The Trump administration is quietly workshopping a draft executive action that would clear a path for federal agencies to use Anthropic's models — including its powerful new Mythos system — over the Pentagon's objections, according to an Axios scoop published April 29, 2026.

The move would represent a striking reversal from earlier this year, when the Department of Defense formally labeled Anthropic a supply chain risk and the broader administration signaled it would cease using the company's technology across government.

What's in the draft

Axios reports that the White House is convening companies across multiple sectors this week to inform the potential executive action and best practices for deploying Mythos. Those meetings reportedly include "table reads" of possible guidance that could walk back the Office of Management and Budget's directive on not using Anthropic inside the federal government.

A draft executive action currently in the works could, among other steps related to the government's use of AI, give the administration a way to dial down the Anthropic fight.
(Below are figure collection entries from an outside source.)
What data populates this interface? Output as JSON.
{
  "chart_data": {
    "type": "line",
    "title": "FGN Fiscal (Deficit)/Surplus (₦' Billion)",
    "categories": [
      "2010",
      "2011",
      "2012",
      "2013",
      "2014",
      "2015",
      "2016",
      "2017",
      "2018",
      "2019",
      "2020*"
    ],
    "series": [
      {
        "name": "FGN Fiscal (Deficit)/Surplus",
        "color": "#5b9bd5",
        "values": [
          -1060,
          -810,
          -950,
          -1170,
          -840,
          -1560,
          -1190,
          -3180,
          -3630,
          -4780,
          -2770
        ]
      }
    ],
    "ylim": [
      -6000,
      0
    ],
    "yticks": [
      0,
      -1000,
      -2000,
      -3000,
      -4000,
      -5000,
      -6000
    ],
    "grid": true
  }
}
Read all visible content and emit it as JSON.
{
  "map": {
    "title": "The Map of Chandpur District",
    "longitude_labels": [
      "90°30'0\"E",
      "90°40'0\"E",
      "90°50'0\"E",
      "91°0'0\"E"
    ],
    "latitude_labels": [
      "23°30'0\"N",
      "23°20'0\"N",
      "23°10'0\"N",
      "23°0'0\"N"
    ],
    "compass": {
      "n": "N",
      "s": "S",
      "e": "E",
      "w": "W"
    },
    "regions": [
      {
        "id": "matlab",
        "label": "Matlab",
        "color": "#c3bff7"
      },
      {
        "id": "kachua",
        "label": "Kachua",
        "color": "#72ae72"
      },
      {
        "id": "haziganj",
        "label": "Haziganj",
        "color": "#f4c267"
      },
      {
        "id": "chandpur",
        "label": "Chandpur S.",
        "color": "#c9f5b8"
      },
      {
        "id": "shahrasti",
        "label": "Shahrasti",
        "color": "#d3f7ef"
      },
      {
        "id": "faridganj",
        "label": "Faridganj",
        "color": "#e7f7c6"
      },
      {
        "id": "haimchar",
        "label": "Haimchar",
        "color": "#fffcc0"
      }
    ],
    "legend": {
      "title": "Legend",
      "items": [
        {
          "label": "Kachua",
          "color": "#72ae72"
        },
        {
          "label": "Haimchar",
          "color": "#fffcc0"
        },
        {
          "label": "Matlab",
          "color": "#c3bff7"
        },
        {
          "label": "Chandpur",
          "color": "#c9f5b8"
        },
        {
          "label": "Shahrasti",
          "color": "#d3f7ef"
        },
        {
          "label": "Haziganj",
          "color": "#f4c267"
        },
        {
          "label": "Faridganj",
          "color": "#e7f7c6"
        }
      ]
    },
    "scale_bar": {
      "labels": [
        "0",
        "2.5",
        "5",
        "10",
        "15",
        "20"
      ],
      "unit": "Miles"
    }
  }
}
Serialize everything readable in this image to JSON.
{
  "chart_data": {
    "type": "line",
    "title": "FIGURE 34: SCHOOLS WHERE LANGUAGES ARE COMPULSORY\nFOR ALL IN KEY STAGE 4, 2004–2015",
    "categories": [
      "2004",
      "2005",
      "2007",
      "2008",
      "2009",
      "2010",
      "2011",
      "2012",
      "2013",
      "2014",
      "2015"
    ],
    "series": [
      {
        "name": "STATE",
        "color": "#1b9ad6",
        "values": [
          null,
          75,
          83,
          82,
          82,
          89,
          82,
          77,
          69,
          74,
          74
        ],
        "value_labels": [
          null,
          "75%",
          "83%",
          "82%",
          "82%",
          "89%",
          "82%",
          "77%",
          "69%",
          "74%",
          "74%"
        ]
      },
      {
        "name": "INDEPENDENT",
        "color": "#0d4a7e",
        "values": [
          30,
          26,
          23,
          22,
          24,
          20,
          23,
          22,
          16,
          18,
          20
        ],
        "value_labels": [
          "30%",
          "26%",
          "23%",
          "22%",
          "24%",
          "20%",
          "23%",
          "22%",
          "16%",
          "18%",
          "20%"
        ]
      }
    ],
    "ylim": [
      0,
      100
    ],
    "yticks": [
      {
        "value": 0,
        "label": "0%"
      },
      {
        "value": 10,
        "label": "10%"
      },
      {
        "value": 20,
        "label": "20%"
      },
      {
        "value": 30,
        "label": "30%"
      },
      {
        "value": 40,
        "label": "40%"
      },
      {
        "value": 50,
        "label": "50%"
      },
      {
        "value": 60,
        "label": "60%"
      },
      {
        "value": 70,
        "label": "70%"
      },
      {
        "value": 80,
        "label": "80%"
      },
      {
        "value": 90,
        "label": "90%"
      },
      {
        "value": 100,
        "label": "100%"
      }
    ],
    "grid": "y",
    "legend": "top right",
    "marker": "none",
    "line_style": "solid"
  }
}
One source described the White House effort to Axios as a way to "save face and bring em back in."

The practical effect would be a workaround: agencies would be allowed to onboard Anthropic models even though the Pentagon's supply chain risk designation remains in place, and even though the underlying contractual dispute has not been resolved in court.

How we got here

The Pentagon's designation, issued in March, followed Anthropic's refusal to sign an agreement permitting Pentagon use of Claude for "all lawful purposes." Anthropic insisted on carve-outs banning the model's use for mass domestic surveillance and for the development of fully autonomous weapons. The Department of Defense and Anthropic have since been battling the question in federal court.

The political tone began shifting earlier in April. White House chief of staff Susie Wiles and Treasury Secretary Scott Bessent met with Anthropic CEO Dario Amodei for what both sides characterized as a productive introductory conversation. Around the same time, OMB Federal Chief Information Officer Gregory Barbaccia told Cabinet officials that the office was setting up protections to allow agencies to begin using a modified version of Mythos.

Meanwhile, demand inside government is real. Axios has previously reported that the National Security Agency is already using Mythos, and the new piece notes that agencies across the federal government are clamoring for access at exactly the moment the Pentagon is fighting Anthropic in court.

Why it matters

If the executive action is finalized, it would effectively split federal AI procurement: civilian agencies — and potentially intelligence customers — would gain sanctioned access to Anthropic's frontier models while the DoD's supply chain ban continues to wind through litigation. It would also hand Anthropic a substantial commercial and reputational win after weeks of being cast as a national security liability, and it would put the administration's earlier risk framing under a sharper microscope.

The White House has not publicly committed to a timeline, and any final guidance could shift before signature.